L’ambition d’Henri d’Orléans impliquait l’appui des meilleurs marchands et experts. Établi à Londres, Dominic Colnaghi (1790-1879) était doté d’une réputation amplement mérité de connaisseur indétrônable dans le domaine de l’estampe. Il avait facilité le voyage de Reiset à Twickenham, lieu de résidence du duc encore exilé. Le courtier lui cède pour 15 livres sterling le Paysage avec un moulin au centre qui s’avère être une vue de Dordrecht par Rembrandt. De Reiset, le prince acquiert le Paysage avec le Christ et la Samaritaine de Herman van Swanevelt (1603-1655) qui appartenait à la première génération de peintres néerlandais italianisants se partageant entre Rome, Paris et les Pays-Bas septentrionaux.

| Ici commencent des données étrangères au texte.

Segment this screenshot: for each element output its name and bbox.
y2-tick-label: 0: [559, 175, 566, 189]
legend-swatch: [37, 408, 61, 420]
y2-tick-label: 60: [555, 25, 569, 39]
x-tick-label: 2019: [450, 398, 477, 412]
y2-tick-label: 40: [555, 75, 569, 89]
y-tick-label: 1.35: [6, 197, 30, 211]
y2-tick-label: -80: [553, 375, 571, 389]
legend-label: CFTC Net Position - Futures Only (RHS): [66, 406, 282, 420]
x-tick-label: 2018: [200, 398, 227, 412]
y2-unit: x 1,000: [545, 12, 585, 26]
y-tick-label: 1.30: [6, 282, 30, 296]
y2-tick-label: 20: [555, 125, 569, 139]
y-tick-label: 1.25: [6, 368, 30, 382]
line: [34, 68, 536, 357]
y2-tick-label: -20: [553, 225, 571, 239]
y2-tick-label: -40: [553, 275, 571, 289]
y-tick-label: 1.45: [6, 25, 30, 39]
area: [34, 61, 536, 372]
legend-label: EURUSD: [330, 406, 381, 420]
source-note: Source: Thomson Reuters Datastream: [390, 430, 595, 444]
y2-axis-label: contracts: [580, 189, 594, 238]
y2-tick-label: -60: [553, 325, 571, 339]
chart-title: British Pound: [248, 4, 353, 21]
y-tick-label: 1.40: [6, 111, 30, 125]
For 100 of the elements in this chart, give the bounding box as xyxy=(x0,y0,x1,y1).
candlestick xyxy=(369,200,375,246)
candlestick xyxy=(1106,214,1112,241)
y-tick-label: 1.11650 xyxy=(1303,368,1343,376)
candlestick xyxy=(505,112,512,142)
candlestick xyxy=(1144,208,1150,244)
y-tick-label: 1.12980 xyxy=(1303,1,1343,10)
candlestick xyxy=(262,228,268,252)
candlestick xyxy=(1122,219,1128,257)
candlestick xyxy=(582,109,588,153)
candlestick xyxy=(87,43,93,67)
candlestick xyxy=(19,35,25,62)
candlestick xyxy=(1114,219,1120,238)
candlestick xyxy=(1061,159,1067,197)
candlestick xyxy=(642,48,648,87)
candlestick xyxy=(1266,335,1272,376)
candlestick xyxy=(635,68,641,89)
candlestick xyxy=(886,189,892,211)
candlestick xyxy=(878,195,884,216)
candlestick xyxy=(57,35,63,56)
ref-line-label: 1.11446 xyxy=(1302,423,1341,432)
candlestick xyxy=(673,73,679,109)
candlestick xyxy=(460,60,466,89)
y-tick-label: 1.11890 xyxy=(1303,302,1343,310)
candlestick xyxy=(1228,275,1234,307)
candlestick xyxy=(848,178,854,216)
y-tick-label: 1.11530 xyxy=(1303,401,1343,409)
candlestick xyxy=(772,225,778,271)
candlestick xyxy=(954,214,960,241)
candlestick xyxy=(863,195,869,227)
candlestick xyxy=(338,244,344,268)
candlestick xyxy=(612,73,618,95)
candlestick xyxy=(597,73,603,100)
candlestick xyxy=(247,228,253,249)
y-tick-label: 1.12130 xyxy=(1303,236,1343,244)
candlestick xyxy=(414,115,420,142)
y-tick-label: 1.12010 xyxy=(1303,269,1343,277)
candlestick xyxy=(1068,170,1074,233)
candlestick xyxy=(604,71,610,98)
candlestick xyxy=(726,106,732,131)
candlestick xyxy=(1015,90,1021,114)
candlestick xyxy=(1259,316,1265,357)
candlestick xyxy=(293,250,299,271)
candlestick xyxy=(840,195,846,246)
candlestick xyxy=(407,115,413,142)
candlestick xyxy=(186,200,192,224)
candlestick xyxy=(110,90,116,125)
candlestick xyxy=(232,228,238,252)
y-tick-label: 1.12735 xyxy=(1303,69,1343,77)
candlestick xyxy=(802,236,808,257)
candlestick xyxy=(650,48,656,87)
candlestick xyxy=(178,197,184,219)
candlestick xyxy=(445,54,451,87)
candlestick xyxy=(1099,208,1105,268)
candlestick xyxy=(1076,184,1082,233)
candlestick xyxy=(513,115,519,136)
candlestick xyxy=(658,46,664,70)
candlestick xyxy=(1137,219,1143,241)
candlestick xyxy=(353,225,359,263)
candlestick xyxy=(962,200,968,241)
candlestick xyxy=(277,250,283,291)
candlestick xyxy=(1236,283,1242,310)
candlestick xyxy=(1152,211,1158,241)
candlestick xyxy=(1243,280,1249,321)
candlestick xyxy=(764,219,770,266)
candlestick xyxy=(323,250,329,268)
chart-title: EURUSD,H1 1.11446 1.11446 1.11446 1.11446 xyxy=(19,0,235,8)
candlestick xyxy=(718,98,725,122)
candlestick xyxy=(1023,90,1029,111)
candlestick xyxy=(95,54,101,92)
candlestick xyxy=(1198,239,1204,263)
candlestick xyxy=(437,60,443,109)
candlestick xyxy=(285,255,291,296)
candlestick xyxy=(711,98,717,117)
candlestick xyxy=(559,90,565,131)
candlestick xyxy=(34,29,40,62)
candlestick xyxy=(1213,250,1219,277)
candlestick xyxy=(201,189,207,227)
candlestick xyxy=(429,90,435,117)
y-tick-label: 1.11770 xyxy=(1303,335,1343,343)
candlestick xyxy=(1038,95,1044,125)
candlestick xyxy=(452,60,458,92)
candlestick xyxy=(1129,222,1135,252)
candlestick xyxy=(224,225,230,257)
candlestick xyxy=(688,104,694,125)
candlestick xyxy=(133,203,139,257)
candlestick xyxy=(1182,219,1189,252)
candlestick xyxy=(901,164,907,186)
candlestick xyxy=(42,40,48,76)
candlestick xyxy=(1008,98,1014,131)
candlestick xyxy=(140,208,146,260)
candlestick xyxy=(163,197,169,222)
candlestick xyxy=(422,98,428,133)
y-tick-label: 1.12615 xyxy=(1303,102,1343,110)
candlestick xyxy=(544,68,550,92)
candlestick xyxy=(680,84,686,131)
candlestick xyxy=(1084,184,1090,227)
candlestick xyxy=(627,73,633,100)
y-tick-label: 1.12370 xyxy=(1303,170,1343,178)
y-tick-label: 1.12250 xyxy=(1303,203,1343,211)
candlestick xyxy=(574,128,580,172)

L’amateur s’ouvrait avec une audace avant-gardiste à des artistes moins connus et même peu appréciés dans le cas des italianisants.
© musée Jacquemart-André
Entre 1858 et 1864, le duc d’Aumale procède à des achats systématiques de toutes les estampes, factures à l’appui, que lui prodigue Colnaghi. Ses deux dessins authentiques de Rembrandt sont acquis auprès de Colnaghi en 1861. Un autre marchand anglais devient son pourvoyeur, Holloway, grand spécialiste de l’estampe qui contribua également à conforter sa faveur pour les artistes du Nord.
L’art français s’était forgé avec l’Italie pour modèle. Pour autant, la présence et l’apport des Flamands en France ne cessera de croître, comme en attestent les collections d’Henri d’Orléans et celles, contemporaines, d’Edmond de Rothschild qui s’entiche de dessins et d’estampes de Rembrandt aussi souvent que les opportunités s’y prêtent. Cet engouement est un fait d’époque hérité de l’idéalisme romantique. Le sculpteur romantique Triqueti avait été, ne l’oublions pas, l’agent d’Henri d’Orléans. Il l’informa en 1860 de la vente Reiset. On percevait en Rembrandt un artiste maudit qui incarnait l’ancrage dans le génie. Son mythe sera amplifié par les romantiques.
Au moment où Henri d’Orléans commence à collectionner, la France est depuis le XVIIIe siècle le grand marché de l’estampe. Pour autant, on peut se prêter à imaginer qu’il a aussi contribué à façonner ce goût pérenne pour les Pays-Bas, renforçant ainsi un engouement que n’aurait pas désavoué Louis XIV et plusieurs générations d’amateurs. «Une de mes plus belles prérogatives de prince et d’homme riche est de pouvoir encourager les arts», écrivait Henri d’Orléans en 1846.